PORT: 0b 01100100 <- start value of PORT
^ 0b 00010000
--------
0b 01110100 <- first result, new value of PORT
^ 0b 00010000
--------
0b 01100100 <- same as starting value of PORT
PORT: 0b 01100100 <- start value of PORT
| 0b 00010000
--------
0b 01110100 <- first result, new value of PORT
| 0b 00010000
--------
0b 01110100 <- same as first result, nothing is changedHere you can see that OR operation can be used only to set the bit and that XOR can toggle its state. Therefore, for this example we will use XOR. We can create some rules of thumb:
- OR - used to SET the state of the bit/s.
- AND - used to RESET the state of the bit/s.
- XOR - used to TOGGLE the state of the bit/s.
Example 2
We will use the same register PORT from the last example. Toggle the state of the PIN6, set the PIN5 to 0 and set PIN0 to 1.
// Toggle the PIN6
PORT ^= 0b01000000; // <=> PORT ^= 1 << PIN6;
// Set the PIN5 to 0
PORT &= 0b11011111; // <=> PORT &= ~(1 << PIN5);
// Set the PIN0 to 1
PORT |= 0b00000001; // <=> PORT |= 1 << PIN0;
// In one line
PORT = (((PORT ^ (1 << PIN6)) & ~(1 << PIN5)) | (1 << PIN0));
In step-by-step, this will look like this:
PORT: 0b 01100100 <- start value of PORT
^ 0b 01000000 <- XOR
--------
0b 00100100 <- first result, new value of PORT
& 0b 11011111 <- AND
--------
0b 00000100 <- second result, new value of PORT
| 0b 00000001 <- OR
--------
0b 00000101 <- final value of PORTIf you are not yet completely sure how this works, best advice is to get a pen and paper and try to do all of the operations from the beginning of the post. Doing all three operations in one line might look too complicated and hard to read. That is true, but there are some benefits to doing it this way. If you run every operation as a single command it will take longer to execute (we are talking about micro/nano seconds) and you would be modifying the state of the PORT register three times. Doing this in a single line is faster to execute and you would be modifying the value of PORT register only once.
Example 3
UART communication is used to transfer data between devices (more about UART here). On one device, 8 push buttons are connected. Every 10ms the state of the buttons is sent to the other device that is doing some processing of buttons’ states. This task can be done in many ways. The most obvious way, in abstract code, would be as follows:
// Read button states to an array
void read_buttons(bool *button_states);
int main(void) {
bool button_state[8];
while(1) {
read_buttons(button_state);
// Will be true every 10ms
if(isTimePassed()) {
for(unsigned char i = 0; i < 8; i++) {
send_packet(button_state[i]);
}
}
}
}
void read_buttons(bool *button_states) {
button_states[0] = PIN0;
button_states[1] = PIN1;
button_states[2] = PIN2;
button_states[3] = PIN3;
button_states[4] = PIN4;
button_states[5] = PIN5;
button_states[6] = PIN6;
button_states[7] = PIN7;
}
In this abstract code, function read_buttons(*) will store the current state of each button in an array, function isTimePassed() will return true every 10ms and function send_packet() will send value of the button over UART. Since UART protocol is using 10-bit packets to transmit the message, as shown in Figure 1, this can be done much faster and all button states can be sent in one packet. In the example above, we are sending one packet for each button.

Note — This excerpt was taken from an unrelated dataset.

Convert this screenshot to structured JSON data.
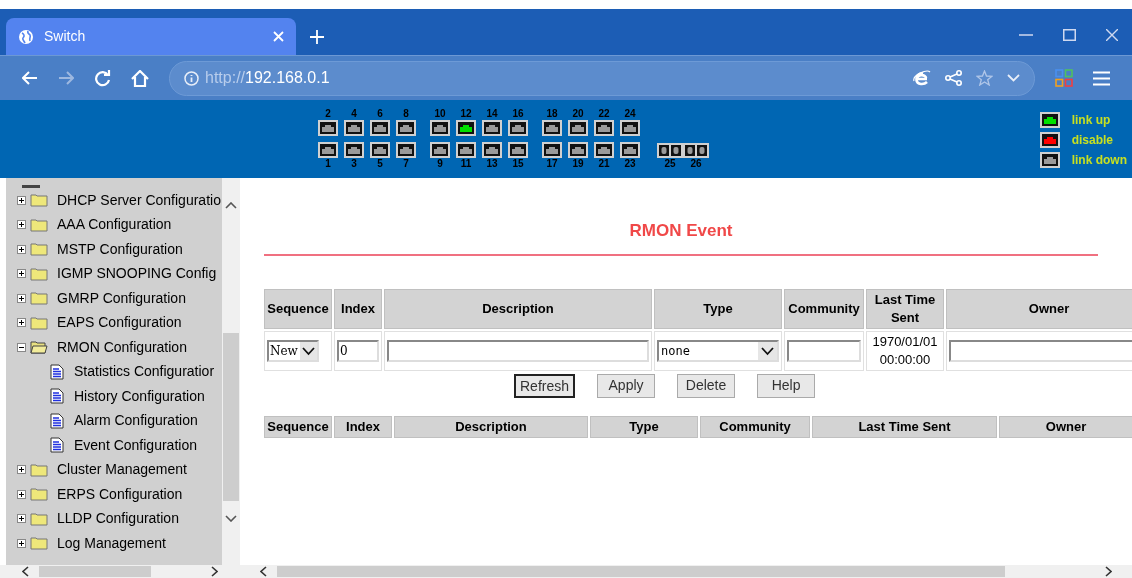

// Read button states to a byte
void read_buttons(unsigned char button_states);
int main(void) {
unsigned char button_states;
while(1) {
read_buttons(button_states);
if(isTimePassed()) {
send_packet(button_states);
}
}
}
void read_buttons(unsigned char *button_states) {
*button_states = (PIN0 << 7)
|| (PIN1 << 6)
|| (PIN2 << 5)
|| (PIN3 << 4)
|| (PIN4 << 3)
|| (PIN5 << 2)
|| (PIN6 << 1)
|| PIN7;
}
This way the state of all 8 buttons is sent in one packet. Of course, this is just a simple example but you can imagine how this can be used in much more complex application.